Unit testing will give us much better stability and control over changes and it will make it easier to verify other platforms, which is ever more important for us. --Walter (talk) 16:12, 17 March 2014 (EDT)

Would be a good addition have tests for our main activities, and a good start to include them in more activities. --Godiard (talk) 17:19, 18 March 2014 (EDT)

  • What will you do if you get stuck on your project and your mentor isn't around?

I'd try to ask on the mailing list. The mailing list is always active and am sure I'll get someone to help me there.

  • How do you propose you will be keeping the community informed of your progress and any problems or questions you might have over the course of the project?

My initial strategy would be to send daily or bi-weekly to mails my mentor or the mailing list about my progress. As far as I am aware we also have a weekly SOC meeting, that's another way to inform about my progress. I'll mostly ask questions on IRC and the mailing list and also directly mailing the mentors if required.

Miscellaneous

  • We want to make sure that you can set up a development environment before the summer starts.

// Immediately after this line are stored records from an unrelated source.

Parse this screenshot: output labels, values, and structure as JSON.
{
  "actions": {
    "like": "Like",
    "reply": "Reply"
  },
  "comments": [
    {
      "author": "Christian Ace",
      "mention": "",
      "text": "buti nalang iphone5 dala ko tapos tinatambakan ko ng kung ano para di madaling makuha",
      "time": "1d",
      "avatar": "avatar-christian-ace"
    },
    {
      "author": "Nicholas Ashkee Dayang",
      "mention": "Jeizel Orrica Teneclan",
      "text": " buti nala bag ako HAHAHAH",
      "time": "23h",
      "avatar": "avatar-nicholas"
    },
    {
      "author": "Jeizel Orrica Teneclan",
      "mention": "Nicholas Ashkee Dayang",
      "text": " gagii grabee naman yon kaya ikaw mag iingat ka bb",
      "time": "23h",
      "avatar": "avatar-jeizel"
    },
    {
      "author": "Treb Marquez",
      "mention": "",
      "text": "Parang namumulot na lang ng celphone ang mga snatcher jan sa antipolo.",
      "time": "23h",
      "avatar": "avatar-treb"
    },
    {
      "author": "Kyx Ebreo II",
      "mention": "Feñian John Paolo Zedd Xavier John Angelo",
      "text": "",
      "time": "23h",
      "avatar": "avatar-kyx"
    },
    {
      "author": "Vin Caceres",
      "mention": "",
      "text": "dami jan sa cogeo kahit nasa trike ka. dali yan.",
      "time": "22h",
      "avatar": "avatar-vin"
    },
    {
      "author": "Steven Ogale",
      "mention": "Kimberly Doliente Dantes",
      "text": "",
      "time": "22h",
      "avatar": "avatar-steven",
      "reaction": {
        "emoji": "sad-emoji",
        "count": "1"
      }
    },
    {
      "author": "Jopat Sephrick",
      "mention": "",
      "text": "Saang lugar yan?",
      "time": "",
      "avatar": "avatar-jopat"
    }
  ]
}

Please do one of the following:
    • Send us a link to a screenshot of your Sugar development environment with the following modification: when you hover over the XO-person icon in the middle of Home view, the drop-down text should have your email in place of "logout".
    • Send us a link to a pull request or merge request you have made on a Sugar or Sugar activity bug.

There are plenty - https://git.sugarlabs.org/~lionaneesh

  • Describe a great learning experience you had as a child.

I got a computer when I was in 2nd grade. My mother won't let me stay up at night, so my father and I used to sneak out of the bedroom and he used to teach me about paint and some other basic utilities. These were the initial days when I really fell in love with computers. We then continued these little sessions and I learned some basic VB scripting from him till I reached the 3rd grade. It was my first impression of computer programming as I know it.

  • Is there anything else we should have asked you or anything else that we should know that might make us like you or your project more?

Well, I am passionate about sugar and that's why I have contributed to the project for some while now. I share the same vision and would love to continue my work in sugar as a part of GSoC.